All you need to know before submitting your idea

Judging Criteria

These are the main criteria each jury member focus on when judging each submission. All ideas are objectively analyzed and carefully considered.
circular economy
Circular Economy Challenge

Judging Criteria

All submissions will be judged according to 3 categories:

  1. Feasibility (technical and commercial)
  2. Scalability (manufacturing and team)
  3. Sustainability

All categories are of equal importance to judge the submissions.

The technical feasibility is judged by a team of technical experts that assess the technical readiness, often referred to as TRL (Technical Readiness Level).

In Category 1, Recycling Technology, We’re looking for inventive and original ideas that improve the mechanical or chemical recycling process and support the production of low carbon footprint materials

(thermoplastic polymers) that have a high recyclable content.
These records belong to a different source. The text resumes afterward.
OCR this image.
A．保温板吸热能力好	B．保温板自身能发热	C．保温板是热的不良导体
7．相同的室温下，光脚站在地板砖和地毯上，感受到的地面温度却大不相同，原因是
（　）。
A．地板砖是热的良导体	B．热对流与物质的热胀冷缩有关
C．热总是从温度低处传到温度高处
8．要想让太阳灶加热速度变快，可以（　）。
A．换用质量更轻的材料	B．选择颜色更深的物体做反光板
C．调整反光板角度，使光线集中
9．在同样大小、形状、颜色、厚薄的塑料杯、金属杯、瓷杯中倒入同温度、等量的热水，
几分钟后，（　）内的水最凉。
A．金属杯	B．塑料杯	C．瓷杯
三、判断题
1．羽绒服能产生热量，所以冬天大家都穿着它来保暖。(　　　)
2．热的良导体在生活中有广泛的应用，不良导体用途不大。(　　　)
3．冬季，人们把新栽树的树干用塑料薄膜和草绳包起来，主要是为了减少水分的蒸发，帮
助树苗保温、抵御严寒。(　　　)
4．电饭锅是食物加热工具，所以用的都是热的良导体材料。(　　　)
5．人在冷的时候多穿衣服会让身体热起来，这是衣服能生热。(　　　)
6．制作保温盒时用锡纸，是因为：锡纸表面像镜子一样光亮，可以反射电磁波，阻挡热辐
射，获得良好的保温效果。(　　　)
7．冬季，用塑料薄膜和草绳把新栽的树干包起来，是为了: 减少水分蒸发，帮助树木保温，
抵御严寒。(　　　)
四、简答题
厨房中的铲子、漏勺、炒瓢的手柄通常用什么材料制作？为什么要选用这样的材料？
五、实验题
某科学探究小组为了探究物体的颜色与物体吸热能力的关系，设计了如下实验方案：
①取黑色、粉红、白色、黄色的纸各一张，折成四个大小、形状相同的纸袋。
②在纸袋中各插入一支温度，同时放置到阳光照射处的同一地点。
The team will look into the following questions:

  • Does your technology improve the efficiency of mechanical recycling (collecting, identification, sorting, cleaning, grinding, regranulation, etc.) or is it a novel chemical recycling methodology?
  • Can your recycling technology or service demonstrate a positive impact on the recycling process for waste or scrap thermoplastic polymers and end of- life products, for example increased speed, improved quality or reduced cost?
  • Are you able to test materials provided by MCG Advanced Materials?

 

In Category 2, Products and Parts, we are looking for innovative students, product designers, start-ups, scaleups and established businesses who want to work within the Circular Economy and want to design, develop or manufacture products or parts with low carbon footprint engineering plastics. Some key questions:

  • Is your combination of design/material/manufacturing methodology fit-for-purpose?
  • Do you have the flexibility and capability to adapt the product specifications to advanced thermoplastic materials with a low carbon footprint?
  • Do you intend to develop, sell or produce products or parts manufactured from thermoplastic polymers via either CNC machining, injection moulding or 3D Printing (FFF ), and who want to reduce the carbon footprint of these products or parts.
  • Do you have a solution or need a partner to support you in recycling the thermoplastic polymer waste from production (such as cut-offs, swarfs, runners, etc.) or, after collection, recycling the products at their end-of-life.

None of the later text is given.